From this post I found how to remove everything from a text than spaces and alphanumeric: Python: Strip everything but spaces and alphanumeric.

In this way:

re.sub(r'([^\s\w]|_)+', '', document)

I wanted basically to remove all the special characters.

However, now I want to do the same (i.e. to remove all the special characters) but without removing the following special characters:

  1. \n
  2. /

How do I do this?

Outcast
  • 4,967
  • 5
  • 44
  • 99

2 Answers2

2

We can try rewriting your pattern without using the rigid character classes:

document = "Hello!@#$/ World!"
output = re.sub(r'[^ \nA-Za-z0-9/]+', '', document)
print(output)

Hello/ World

This says to remove any character which is not alphanumeric, space, newline, or forward slash.

Tim Biegeleisen
  • 502,043
  • 27
  • 286
  • 360
  • 1
    The question is: Should `'Motörhead'` be an alphanumeric string or not? – Matthias May 23 '19 at 16:32
  • @Matthias What about `Radiöhead`? Never liked their music anyway though. – Tim Biegeleisen May 23 '19 at 16:32
  • Thanks, this looks good. By the way, I do not if your comments are related to this but I am wondering if letters such as `ö` are considered special characters and hence they will be removed? If yes then this is a problem - I may write or find a separate question for this. – Outcast May 23 '19 at 16:45
  • @PoeteMaudit Yes, accented characters would be removed, but you could also include them in the character class.
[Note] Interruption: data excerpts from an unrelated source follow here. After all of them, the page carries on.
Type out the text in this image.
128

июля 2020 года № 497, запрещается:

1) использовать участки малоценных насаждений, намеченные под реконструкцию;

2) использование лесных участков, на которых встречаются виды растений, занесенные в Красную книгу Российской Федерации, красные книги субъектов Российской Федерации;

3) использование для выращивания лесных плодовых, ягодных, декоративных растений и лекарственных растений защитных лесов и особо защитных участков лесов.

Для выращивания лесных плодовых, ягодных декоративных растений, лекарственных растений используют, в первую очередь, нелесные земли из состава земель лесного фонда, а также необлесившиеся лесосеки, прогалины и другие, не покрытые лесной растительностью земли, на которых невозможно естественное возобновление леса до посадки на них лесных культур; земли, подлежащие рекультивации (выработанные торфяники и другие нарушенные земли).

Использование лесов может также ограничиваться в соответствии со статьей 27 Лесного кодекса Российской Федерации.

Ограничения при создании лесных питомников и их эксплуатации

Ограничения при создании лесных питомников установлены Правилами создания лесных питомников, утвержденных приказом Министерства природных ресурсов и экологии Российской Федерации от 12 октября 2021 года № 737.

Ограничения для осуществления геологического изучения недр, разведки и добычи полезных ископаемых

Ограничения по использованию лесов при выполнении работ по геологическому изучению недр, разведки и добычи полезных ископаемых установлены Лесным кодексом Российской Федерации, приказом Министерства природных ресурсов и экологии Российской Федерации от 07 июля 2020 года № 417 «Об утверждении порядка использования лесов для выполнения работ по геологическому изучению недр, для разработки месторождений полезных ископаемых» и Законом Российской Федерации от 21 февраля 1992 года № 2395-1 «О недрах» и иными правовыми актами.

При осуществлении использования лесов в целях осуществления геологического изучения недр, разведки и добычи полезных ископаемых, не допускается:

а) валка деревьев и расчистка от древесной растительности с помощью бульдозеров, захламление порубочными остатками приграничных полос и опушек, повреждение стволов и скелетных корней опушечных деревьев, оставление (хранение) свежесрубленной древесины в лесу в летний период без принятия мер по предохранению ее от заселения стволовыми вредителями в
The problem here, as you have seen, is that saying `[^\w]` would automatically exclude `/`. – Tim Biegeleisen May 23 '19 at 16:47
  • Ok yes so probably I will have to write or find a separate question about this since I want to keep all accented letters. – Outcast May 23 '19 at 16:50
1

I may be missing the full use case but you could do this without regex:

s = "test\r\n\\ this\n"
s = ''.join(char for char in s if char.isalnum() or char in {'\\', '\n', ' '})
print(s)

The .isalnum() handles most alpha numeric characters including unicode.